The lack of correlation between robustness and model parameters (size, computational power, release date) indicates fundamental architectural problems. Regression analysis showed R² = 0.09 for correlation between parameter count and attack resistance.

Particularly significant is that even the most advanced defense mechanisms proved insufficient. Claude models from Anthropic, probably using Constitutional AI (however this is one of my doubts in the methodology) other advanced security techniques, showed the lowest but still positive vulnerability (1.5–1.9% ASR). While they were relatively most robust, with 10–100 attempts they also succumbed to all tested attacks.

Inference-time compute also did not provide effective defense. Claude 3.7 Sonnet with reasoning enabled showed only marginal improvement (15% ASR reduction), while o3-mini with extended reasoning time showed no statistically significant difference.

The study indicates that current AI security approaches most likely operate at the wrong abstraction level. Fundamental changes are seems to be needed in:

  • Instruction processing architecture: Clear separation between system instructions and user inputs
  • Context management: Robust verification of context claims and session state
  • External data handling: Sanitization and validation of all external data sources
  • Tool integration: Principle of least privilege and runtime permission verification
  • Multi-agent systems: Preventing attack propagation across agent networks

Future Directions and Recommendations

The study’s findings point to an urgent need for fundamental architectural changes in AI agent design. Current approaches focusing on training-time safety measures have proven insufficient against inference-time attacks. Anthropic constitutional clasifiers may be the answer. Time will tell.

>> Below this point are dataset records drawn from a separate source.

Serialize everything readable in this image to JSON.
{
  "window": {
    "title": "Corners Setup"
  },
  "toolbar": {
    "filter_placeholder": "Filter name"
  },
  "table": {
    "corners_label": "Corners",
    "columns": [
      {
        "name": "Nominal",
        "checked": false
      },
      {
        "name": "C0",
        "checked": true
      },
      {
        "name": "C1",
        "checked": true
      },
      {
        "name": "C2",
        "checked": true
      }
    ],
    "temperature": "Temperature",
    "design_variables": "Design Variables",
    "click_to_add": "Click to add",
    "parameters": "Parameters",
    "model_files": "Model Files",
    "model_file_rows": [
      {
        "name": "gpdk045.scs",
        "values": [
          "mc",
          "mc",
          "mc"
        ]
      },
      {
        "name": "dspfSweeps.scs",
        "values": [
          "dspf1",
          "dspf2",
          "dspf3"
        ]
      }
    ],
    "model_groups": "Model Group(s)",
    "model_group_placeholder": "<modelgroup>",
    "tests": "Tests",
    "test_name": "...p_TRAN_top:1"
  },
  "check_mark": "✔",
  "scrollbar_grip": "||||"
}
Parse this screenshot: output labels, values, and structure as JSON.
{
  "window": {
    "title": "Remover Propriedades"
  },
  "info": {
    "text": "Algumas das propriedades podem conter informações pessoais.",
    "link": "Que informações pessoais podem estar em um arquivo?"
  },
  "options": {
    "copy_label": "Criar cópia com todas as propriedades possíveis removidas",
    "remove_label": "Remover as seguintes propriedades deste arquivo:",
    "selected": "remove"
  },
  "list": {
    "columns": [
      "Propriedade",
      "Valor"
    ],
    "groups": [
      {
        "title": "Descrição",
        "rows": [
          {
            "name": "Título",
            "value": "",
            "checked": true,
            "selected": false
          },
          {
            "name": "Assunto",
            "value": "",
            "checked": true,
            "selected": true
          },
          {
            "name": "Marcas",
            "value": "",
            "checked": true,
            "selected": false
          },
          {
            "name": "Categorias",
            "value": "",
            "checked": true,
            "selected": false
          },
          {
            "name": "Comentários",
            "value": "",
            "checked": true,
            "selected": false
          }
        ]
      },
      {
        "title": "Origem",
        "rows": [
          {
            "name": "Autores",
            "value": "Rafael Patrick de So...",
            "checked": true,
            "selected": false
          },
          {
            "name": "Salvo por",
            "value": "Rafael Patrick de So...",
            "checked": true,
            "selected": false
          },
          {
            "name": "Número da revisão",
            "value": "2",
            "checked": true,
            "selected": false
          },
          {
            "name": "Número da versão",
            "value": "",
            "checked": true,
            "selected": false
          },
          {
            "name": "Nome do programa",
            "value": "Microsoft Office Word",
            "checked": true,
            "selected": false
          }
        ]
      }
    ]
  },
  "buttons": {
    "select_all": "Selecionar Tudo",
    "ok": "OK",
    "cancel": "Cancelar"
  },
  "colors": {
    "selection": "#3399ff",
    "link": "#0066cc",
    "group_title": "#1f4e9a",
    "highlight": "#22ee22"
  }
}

From a deployment perspective, organizations must adopt a zero-trust approach to AI agents. This means mandatory red team testing that mirrors the sophistication seen in Gray Swan Arena, continuous runtime monitoring for anomalous behavior patterns, and maintaining human oversight for any action with real-world consequences. The era of deploying agents with full autonomy in critical systems must wait until these fundamental security challenges are addressed.

The ART (Agent Red Teaming) benchmark created from the study contains 4,700 attacks with confirmed effectiveness, providing a new tool for evaluating future system security. Its structure allows for dynamic updates as new attack vectors are discovered.

The study’s main conclusion is unambiguous: current AI agents are not ready for autonomous production deployment in critical applications. Before entrusting them with tasks in medicine, finance, or infrastructure, fundamental security architecture redesign is necessary. The nearly 100% compromise rate across all models and scenarios represents not just a technical challenge but a fundamental rethinking of how we approach AI agent security.

Full study documentation is available at arxiv.org/abs/2507.20526.